Saint Benedict, one of the more progressive of the mendicants, reminds us never to do the work another needs to do and this is a guide that can be helpful in setting boundaries, those necessary limits to "intervention"....
We each have enough of our own "work" to do to heal from the many wounds, separations, losses, alienations and psychic injuries inflicted both overtly and covertly in our lives to keep us busy for the rest of our time on the planet. Reminding ourselves of that need to heal, and to do the work necessary to move in that direction can be another guiding reminder to attend to our own business, even when it would be so gratifying to inflict our help on another.
Just yesterday, as I coldly returned a "morning" to an unfriendly, cold, and arrogant man, he walked away laughing at me believing, I suppose, that I could not or did not hear his derision. He is derisive of everyone: the neighbour artist who "thinks her art is good" as he puts it,  the liberal whose is "soft" on hard power and the dog owner whose dog disturbs him with minimal whining while the owners are at work. Of course, I want to smack him verbally, if not physically. And of course, I am righteously indignant at his smirking, supercilious laughter.
However, that is his problem, not mine. And the less attention and energy I give to his childish insult, the less stress I put on my own psyche.

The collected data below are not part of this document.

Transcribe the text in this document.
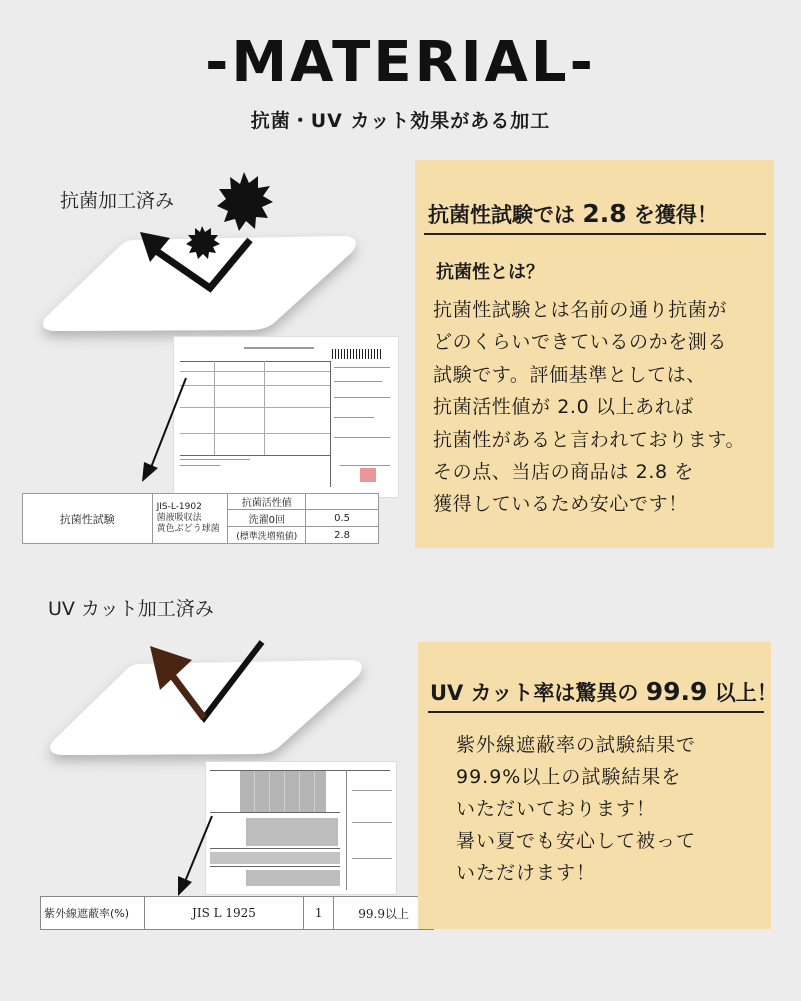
-MATERIAL-
抗菌・UV カット効果がある加工
抗菌加工済み
抗菌性試験	JIS-L-1902
菌液吸収法
黄色ぶどう球菌	抗菌活性値	
		洗濯0回	0.5
		(標準洗増殖値)	2.8
抗菌性試験では 2.8 を獲得！
抗菌性とは？
抗菌性試験とは名前の通り抗菌が
どのくらいできているのかを測る
試験です。評価基準としては、
抗菌活性値が 2.0 以上あれば
抗菌性があると言われております。
その点、当店の商品は 2.8 を
獲得しているため安心です！
UV カット加工済み
紫外線遮蔽率(%)	JIS L 1925	1	99.9以上
UV カット率は驚異の 99.9 以上！
紫外線遮蔽率の試験結果で
99.9%以上の試験結果を
いただいております！
暑い夏でも安心して被って
いただけます！
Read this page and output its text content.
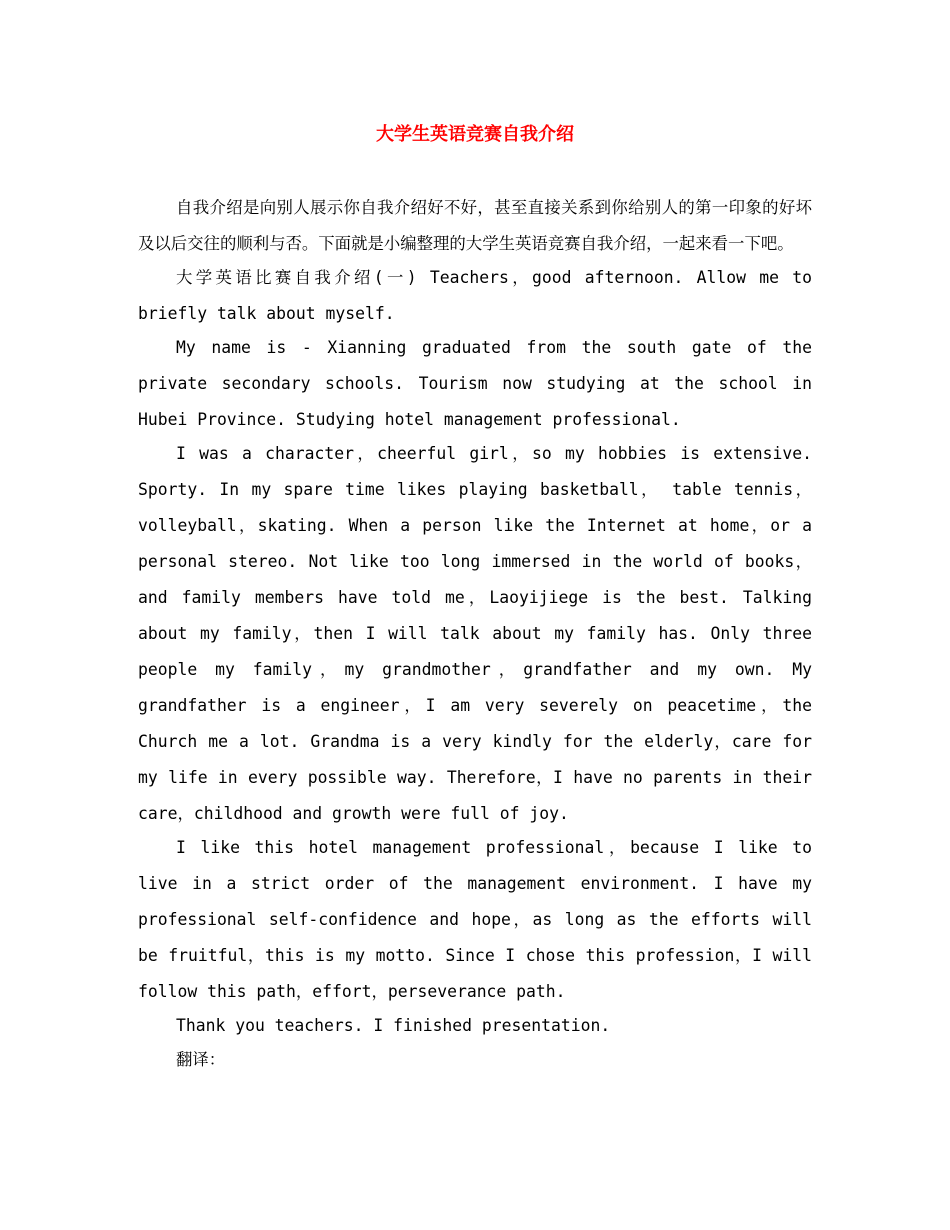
大学生英语竞赛自我介绍

自我介绍是向别人展示你自我介绍好不好，甚至直接关系到你给别人的第一印象的好坏及以后交往的顺利与否。下面就是小编整理的大学生英语竞赛自我介绍，一起来看一下吧。

大学英语比赛自我介绍(一) Teachers，good afternoon. Allow me to briefly talk about myself.

My name is - Xianning graduated from the south gate of the private secondary schools. Tourism now studying at the school in Hubei Province. Studying hotel management professional.

I was a character，cheerful girl，so my hobbies is extensive. Sporty. In my spare time likes playing basketball， table tennis，volleyball，skating. When a person like the Internet at home，or a personal stereo. Not like too long immersed in the world of books，and family members have told me，Laoyijiege is the best. Talking about my family，then I will talk about my family has. Only three people my family，my grandmother，grandfather and my own. My grandfather is a engineer，I am very severely on peacetime，the Church me a lot. Grandma is a very kindly for the elderly，care for my life in every possible way. Therefore，I have no parents in their care，childhood and growth were full of joy.

I like this hotel management professional，because I like to live in a strict order of the management environment. I have my professional self-confidence and hope，as long as the efforts will be fruitful，this is my motto. Since I chose this profession，I will follow this path，effort，perseverance path.

Thank you teachers. I finished presentation.

翻译：
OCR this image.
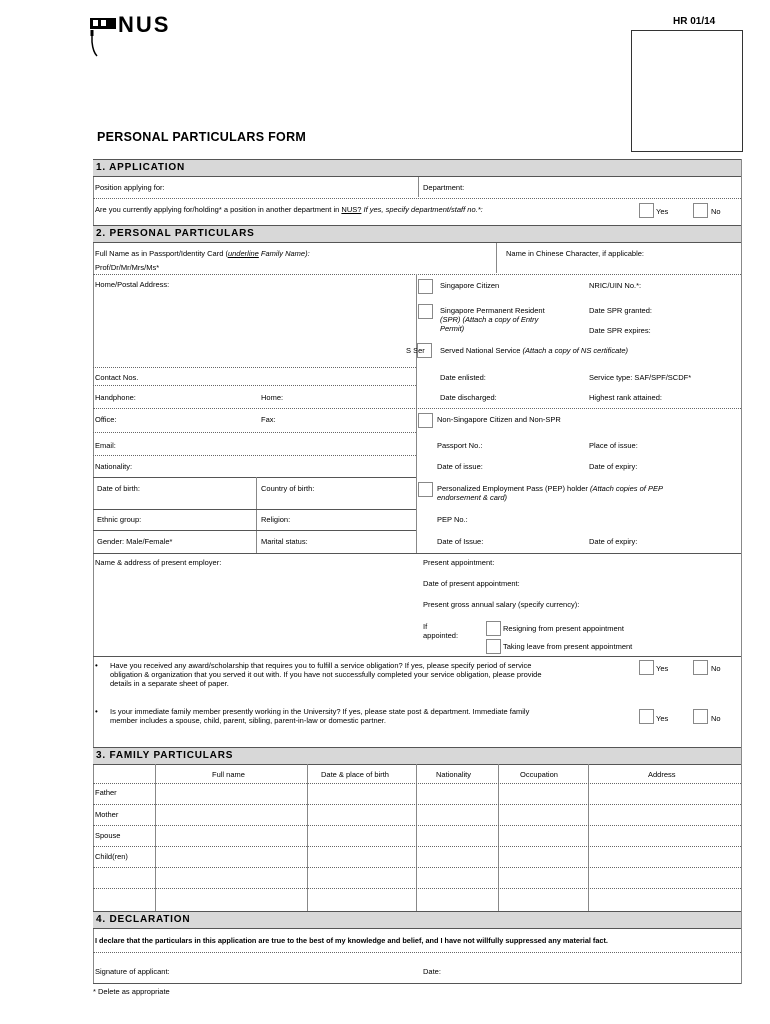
NUS	HR 01/14
PERSONAL PARTICULARS FORM
1. APPLICATION
Position applying for:	Department:
Are you currently applying for/holding* a position in another department in NUS? If yes, specify department/staff no.*:	Yes	No
2. PERSONAL PARTICULARS
Full Name as in Passport/Identity Card (underline Family Name):
Prof/Dr/Mr/Mrs/Ms*
Name in Chinese Character, if applicable:
Home/Postal Address:	Singapore Citizen	NRIC/UIN No.*:
Singapore Permanent Resident
(SPR) (Attach a copy of Entry
Permit)
Date SPR granted:
Date SPR expires:
S Ser Served National Service (Attach a copy of NS certificate)
Contact Nos.	Date enlisted:	Service type: SAF/SPF/SCDF*
Handphone:	Home:	Date discharged:	Highest rank attained:
Office:	Fax:	Non-Singapore Citizen and Non-SPR
Email:	Passport No.:	Place of issue:
Nationality:	Date of issue:	Date of expiry:
Date of birth:	Country of birth:	Personalized Employment Pass (PEP) holder (Attach copies of PEP
endorsement & card)
Ethnic group:	Religion:	PEP No.:
Gender: Male/Female*	Marital status:	Date of Issue:	Date of expiry:
Name & address of present employer:	Present appointment:
Date of present appointment:
Present gross annual salary (specify currency):
If
appointed:
Resigning from present appointment
Taking leave from present appointment
• Have you received any award/scholarship that requires you to fulfill a service obligation? If yes, please specify period of service
obligation & organization that you served it out with. If you have not successfully completed your service obligation, please provide
details in a separate sheet of paper.
Yes	No
• Is your immediate family member presently working in the University? If yes, please state post & department. Immediate family
member includes a spouse, child, parent, sibling, parent-in-law or domestic partner.	Yes	No
3. FAMILY PARTICULARS
Full name	Date & place of birth	Nationality	Occupation	Address
Father
Mother
Spouse
Child(ren)
4. DECLARATION
I declare that the particulars in this application are true to the best of my knowledge and belief, and I have not willfully suppressed any material fact.
Signature of applicant:	Date:
* Delete as appropriate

The neurologist's spinal tap was neither wanted nor needed; many of the interventions, "to help" are unsolicited, unwanted and consequently resented. It is when we ask for help, and are specific in our request, and that request goes unheard, from sources capable of assisting that we are most distressed. We have done our work; we have concluded that we cannot fix a situation alone; we have reached out for help to someone capable of helping. And when we receive a stone wall, a closed ear and door, a pocketed hand, instead of the hand-up we sought, we can be devastated.